CB News : Faut-il y voir un retour en arrière ?

Stéphane Martin : Non. Il y a eu énormément de progrès dans les représentations sociétales ! Pensez aux années 1980, où il n’y avait essentiellement que des blancs dans les campagnes, où les femmes étaient confinées aux travaux ménagers ou exposées de manière hypersexualisée, où il n’y avait pas de couples homosexuels à l’image… C’est aussi vrai pour la fiction française qui a évolué. beaucoup sur ces sujets, en termes de sens et de signifiants. Nous n’y reviendrons pas.

CB News : Il reste un domaine de communication inexploré : très peu de personnes handicapées apparaissent dans les publicités…

Stéphane Martin : C’est exact. Dans la plupart des pays, il existe un « creux » dans la représentation du handicap. Il est très difficile de trouver le ton juste sur ce type de sujet en publicité. Et puis, il faut rappeler que 80 % des handicaps ne sont pas visibles : surdité, basse vision, troubles psychologiques… Il faut travailler avec les associations concernées.

CB News : Il n’en reste pas moins qu’après les Etats-Unis, c’est en France qu’on observe un mouvement croissant de contestation contre tout ce qui pourrait être du wokisme. Voyez-vous cela à l’ARPP ?

Stéphane Martin : On reçoit beaucoup de messages ou de lettres nous disant “il y a trop de noirs dans la publicité”, “c’est du racisme anti-blanc !” » et le jury reçoit des plaintes dès que deux femmes s’embrassent, même si les gens abordent le sujet d’une manière très plus prudent…

CB News : C’est à dire ?

Stéphane Martin : Ils ne disent pas « il y a trop de gays » mais « je ne veux pas que mes enfants voient ça » ou « leur montrer ce genre de scène, ce n’est pas éducatif que je souhaite leur donner »… Plus généralement, après la parenthèse de soutien collectif aux soignants pendant la crise du Covid, la société s’est divisée au moment des conflits internationaux puis des élections européennes : on le voit avec une communautarisation portée par certains militants. Mais c’est aussi le reflet de ce qui se passe aux États-Unis.
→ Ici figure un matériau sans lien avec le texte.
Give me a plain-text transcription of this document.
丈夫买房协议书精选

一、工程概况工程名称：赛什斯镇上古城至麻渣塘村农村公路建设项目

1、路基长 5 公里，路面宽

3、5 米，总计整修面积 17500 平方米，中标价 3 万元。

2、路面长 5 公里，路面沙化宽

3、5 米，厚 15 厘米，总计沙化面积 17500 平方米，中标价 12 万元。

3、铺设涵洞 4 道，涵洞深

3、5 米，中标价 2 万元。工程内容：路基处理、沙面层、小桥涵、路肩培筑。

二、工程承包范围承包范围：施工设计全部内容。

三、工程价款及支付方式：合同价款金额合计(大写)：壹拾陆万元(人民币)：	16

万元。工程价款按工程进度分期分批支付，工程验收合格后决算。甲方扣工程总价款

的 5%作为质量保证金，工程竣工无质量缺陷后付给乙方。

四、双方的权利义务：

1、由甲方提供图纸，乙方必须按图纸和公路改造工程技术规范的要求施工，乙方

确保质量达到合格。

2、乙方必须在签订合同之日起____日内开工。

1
Accusant la marque Harley-Davidson d’avoir adopté une idéologie éveillée et d’avoir pris un virage radical par rapport à ses valeurs traditionnelles, certains individus ont détruit leurs motos et diffusé les vidéos sur les réseaux sociaux. Sous pression, notamment avec les élections, Harley-Davidson a annoncé fin août qu’elle abandonnait sa politique DEI (Diversité, Équité, Inclusion). En réalité, un certain nombre de marques locales font marche arrière aux Etats-Unis, où une fracture sociétale s’est creusée ces dix dernières années.

CB News : Comment les marques françaises réagissent-elles à cette pression puisqu’un certain nombre d’entre elles sont commercialisées en ÉTATS-UNIS ?

Stéphane Martin : Ils font preuve de beaucoup de courage en continuant d’affirmer leurs engagements dans leurs communications publicitaires et ne manifestent aucune intention de reculer. L’Oréal, par exemple, a une position très engagée auprès d’un large éventail d’égéries locales. Mais il ne faut jamais oublier que nous avons une lecture très occidentale des choses. Ailleurs, où la diversité est moins visible, parfois moins de liberté et/ou de fortes convictions religieuses, la séquence dite de la « Cène » de la cérémonie d’ouverture des JOP a peut-être été censurée et n’a jamais été diffusée. Mais par essence, les marques s’adaptent au corps social car elles ne sont pas là pour renverser la table, ni pour gérer les situations de crise.